Published on 15th June 2017
Your AED training could come in use on more occasions than you may have realised if plans to deliver defibrillators by drone come into effect.
There have already been trials done of delivery of defibrillators by drone in Sweden, which have shown some promise.
Speed is of the essence for people suffering a heart attack and using a drone has been shown to get the lifesaving equipment to people up to 16 minutes quicker than emergency services can get to a person, the pilot in Sweden showed.
Carried out near the Swedish capital of Stockholm, the researchers from the Karlininska Institutet showed than the drone could be used by the emergency services, being controlled and guided using GPS and cameras.
“Saving 16 minutes is likely to be clinically important. Nonetheless, further test flights, technological development, and evaluation of integration with dispatch centres and aviation administrators are needed,” the authors of the report told the Daily Mail.

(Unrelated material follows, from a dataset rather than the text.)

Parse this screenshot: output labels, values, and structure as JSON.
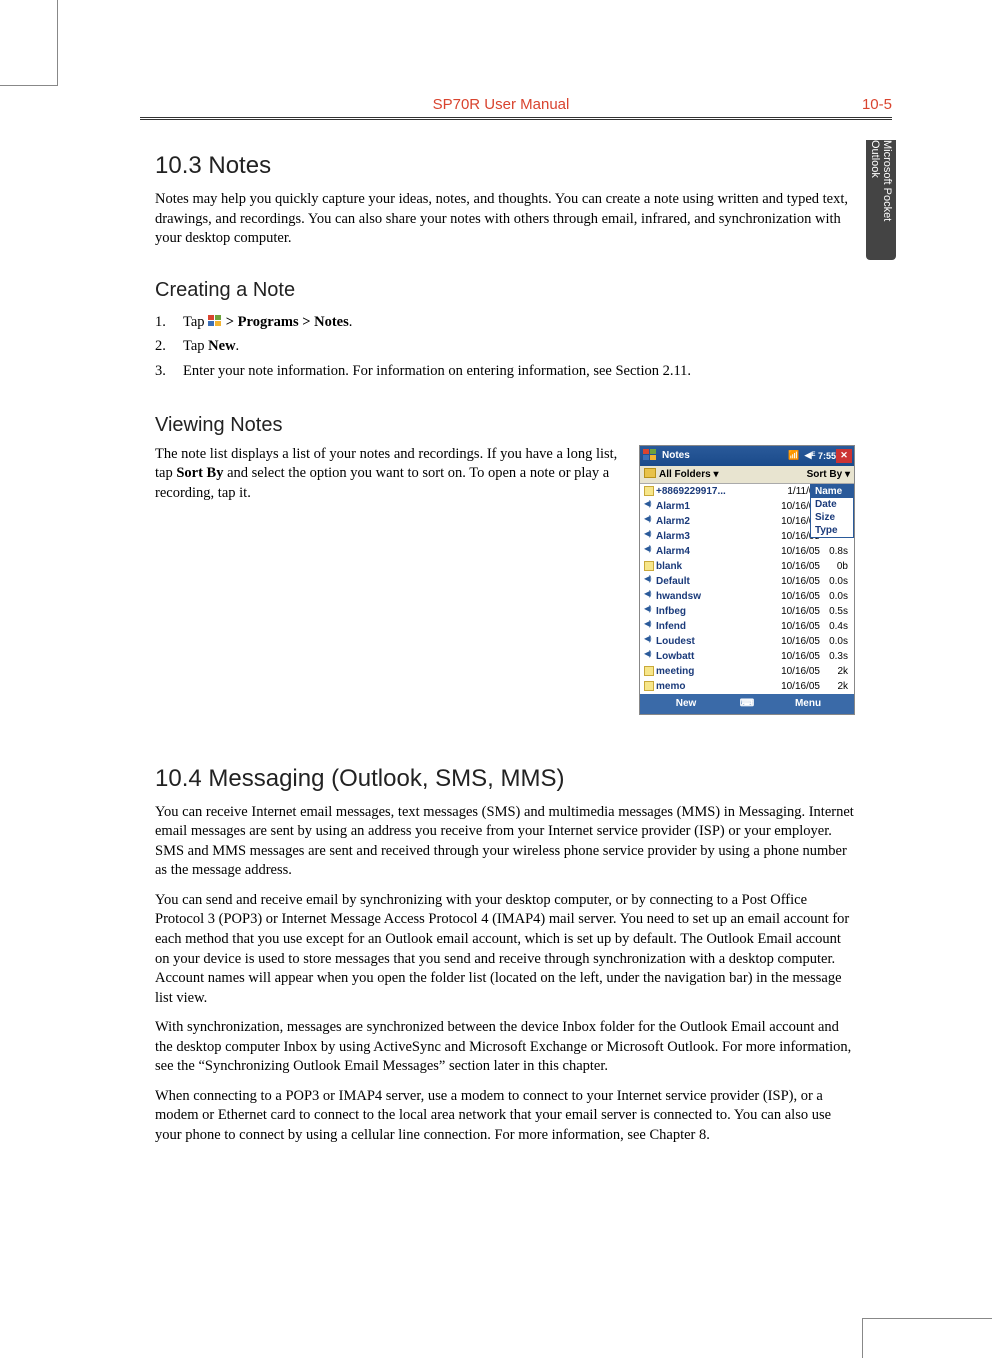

Drones have been deployed for a wide range of jobs including surveying bridges in the construction industry to see if they need fixing, through to being used for researchers to carry out surveillance in hard to reach areas.
This instance is not the first time that drones have been used to help the emergency services.
They have for example already been deployed by fire services in this country, to allow the service to investigate the spread and severity of a fire safely.
Manchester fire services specifically uses them at night, to see in the dark.